5. Some in the gas industry are pioneering new ways of helping the product to market

Companies in the gas industry are trying to help micro-CHP succeed, from providing small financial incentives and assisting in product development, to supporting laboratory and field tests as well as selling and installing product. New micro-CHP business models are also being tried and tested by current market players in an effort to capture extra value and help products into the market.
6. There is an increasing range of technologies to choose from but ICE still dominates in Europe

There are generally five types of micro-CHP technology. All are at various stages of commercialisation in Europe but internal combustion engine (ICE) – the most mature of them all – will remain the bestselling one for the time being.

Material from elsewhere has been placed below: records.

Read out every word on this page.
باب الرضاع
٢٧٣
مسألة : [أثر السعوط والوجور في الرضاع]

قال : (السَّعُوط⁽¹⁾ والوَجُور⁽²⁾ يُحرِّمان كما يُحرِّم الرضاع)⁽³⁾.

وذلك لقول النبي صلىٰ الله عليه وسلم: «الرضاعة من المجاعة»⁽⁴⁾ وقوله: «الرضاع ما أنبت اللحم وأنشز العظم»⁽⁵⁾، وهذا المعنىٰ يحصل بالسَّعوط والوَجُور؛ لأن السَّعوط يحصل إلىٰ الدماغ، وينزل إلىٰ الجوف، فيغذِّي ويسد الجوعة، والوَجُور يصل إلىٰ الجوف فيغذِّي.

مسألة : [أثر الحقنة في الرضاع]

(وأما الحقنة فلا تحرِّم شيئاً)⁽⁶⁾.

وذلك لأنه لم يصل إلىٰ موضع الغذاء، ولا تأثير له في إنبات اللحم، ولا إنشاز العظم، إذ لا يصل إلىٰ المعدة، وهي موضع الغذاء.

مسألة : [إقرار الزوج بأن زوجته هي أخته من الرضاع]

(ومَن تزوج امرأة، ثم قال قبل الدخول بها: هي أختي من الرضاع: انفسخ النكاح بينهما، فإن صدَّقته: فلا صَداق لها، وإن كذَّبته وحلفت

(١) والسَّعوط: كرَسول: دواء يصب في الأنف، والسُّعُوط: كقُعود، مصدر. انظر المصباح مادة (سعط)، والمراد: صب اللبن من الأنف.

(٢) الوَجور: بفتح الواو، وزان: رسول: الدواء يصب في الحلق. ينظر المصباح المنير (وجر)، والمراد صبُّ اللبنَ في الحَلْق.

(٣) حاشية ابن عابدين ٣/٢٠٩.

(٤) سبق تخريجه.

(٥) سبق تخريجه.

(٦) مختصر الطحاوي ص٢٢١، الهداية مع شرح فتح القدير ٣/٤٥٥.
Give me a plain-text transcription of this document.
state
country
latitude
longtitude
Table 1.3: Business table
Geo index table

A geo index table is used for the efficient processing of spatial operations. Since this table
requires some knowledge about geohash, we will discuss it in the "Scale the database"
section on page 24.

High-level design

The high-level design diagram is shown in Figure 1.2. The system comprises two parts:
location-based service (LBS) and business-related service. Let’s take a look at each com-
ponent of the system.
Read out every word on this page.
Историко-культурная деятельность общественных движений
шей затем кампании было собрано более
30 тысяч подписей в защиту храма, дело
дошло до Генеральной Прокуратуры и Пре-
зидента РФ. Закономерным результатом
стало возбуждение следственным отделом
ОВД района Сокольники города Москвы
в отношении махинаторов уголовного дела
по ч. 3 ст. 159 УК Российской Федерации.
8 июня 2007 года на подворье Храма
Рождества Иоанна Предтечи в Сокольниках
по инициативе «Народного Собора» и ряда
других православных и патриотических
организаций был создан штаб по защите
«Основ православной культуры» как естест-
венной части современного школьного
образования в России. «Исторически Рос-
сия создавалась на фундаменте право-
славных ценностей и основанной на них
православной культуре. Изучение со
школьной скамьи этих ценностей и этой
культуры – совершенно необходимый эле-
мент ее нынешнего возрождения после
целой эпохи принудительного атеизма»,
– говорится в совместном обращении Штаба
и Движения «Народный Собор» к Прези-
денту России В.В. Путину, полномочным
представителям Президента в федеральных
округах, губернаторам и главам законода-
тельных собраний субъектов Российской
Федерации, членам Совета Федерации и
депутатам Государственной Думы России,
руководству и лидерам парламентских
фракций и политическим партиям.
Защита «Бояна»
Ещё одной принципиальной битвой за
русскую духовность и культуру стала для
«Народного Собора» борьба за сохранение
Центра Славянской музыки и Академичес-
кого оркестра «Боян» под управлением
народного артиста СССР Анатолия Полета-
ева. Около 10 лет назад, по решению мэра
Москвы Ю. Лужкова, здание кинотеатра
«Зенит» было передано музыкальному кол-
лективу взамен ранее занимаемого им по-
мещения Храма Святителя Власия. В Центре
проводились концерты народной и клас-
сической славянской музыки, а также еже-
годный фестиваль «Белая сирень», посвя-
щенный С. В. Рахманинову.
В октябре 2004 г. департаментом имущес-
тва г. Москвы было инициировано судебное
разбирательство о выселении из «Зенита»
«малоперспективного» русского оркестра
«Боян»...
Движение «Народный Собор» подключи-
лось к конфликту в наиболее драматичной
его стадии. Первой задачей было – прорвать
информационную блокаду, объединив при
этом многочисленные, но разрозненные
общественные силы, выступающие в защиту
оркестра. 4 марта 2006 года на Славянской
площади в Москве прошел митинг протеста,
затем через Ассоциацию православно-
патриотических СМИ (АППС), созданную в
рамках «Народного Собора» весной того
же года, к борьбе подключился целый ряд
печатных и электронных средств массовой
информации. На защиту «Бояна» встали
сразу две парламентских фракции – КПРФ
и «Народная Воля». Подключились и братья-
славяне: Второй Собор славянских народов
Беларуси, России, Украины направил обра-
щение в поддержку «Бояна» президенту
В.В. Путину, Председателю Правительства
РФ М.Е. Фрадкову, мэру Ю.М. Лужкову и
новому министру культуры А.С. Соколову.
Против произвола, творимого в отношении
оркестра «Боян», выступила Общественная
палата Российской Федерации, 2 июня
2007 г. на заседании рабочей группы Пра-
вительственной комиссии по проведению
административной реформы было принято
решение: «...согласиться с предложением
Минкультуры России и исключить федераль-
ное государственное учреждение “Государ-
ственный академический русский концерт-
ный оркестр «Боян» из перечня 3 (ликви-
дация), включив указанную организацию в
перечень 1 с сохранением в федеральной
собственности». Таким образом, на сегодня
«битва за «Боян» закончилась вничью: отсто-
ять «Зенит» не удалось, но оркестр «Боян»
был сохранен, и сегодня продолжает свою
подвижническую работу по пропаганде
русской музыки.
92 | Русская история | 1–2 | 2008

7. Its a market offering great potential yet characterised by huge uncertainty

Despite the uncertainty regarding the potential growth of micro-CHP, a number of major corporations remain committed, among them are utility companies such as E.ON, RWE, British Gas, GDF Suez, SSE, some of their biggest heating equipment manufacturers such as BDR Thermea, Bosch, Vaillant, Viessmann, Ariston, as well as some high-profile global brands from Japan which include Aisin-Seiki - part of the Toyota group, JX, Panasonic, and Toshiba.

To unlock micro-CHP’s potential, they will need a stable policy environment, ensure their products reach the market on time and at a reasonable cost, and foster greater involvement from the wider energy industry.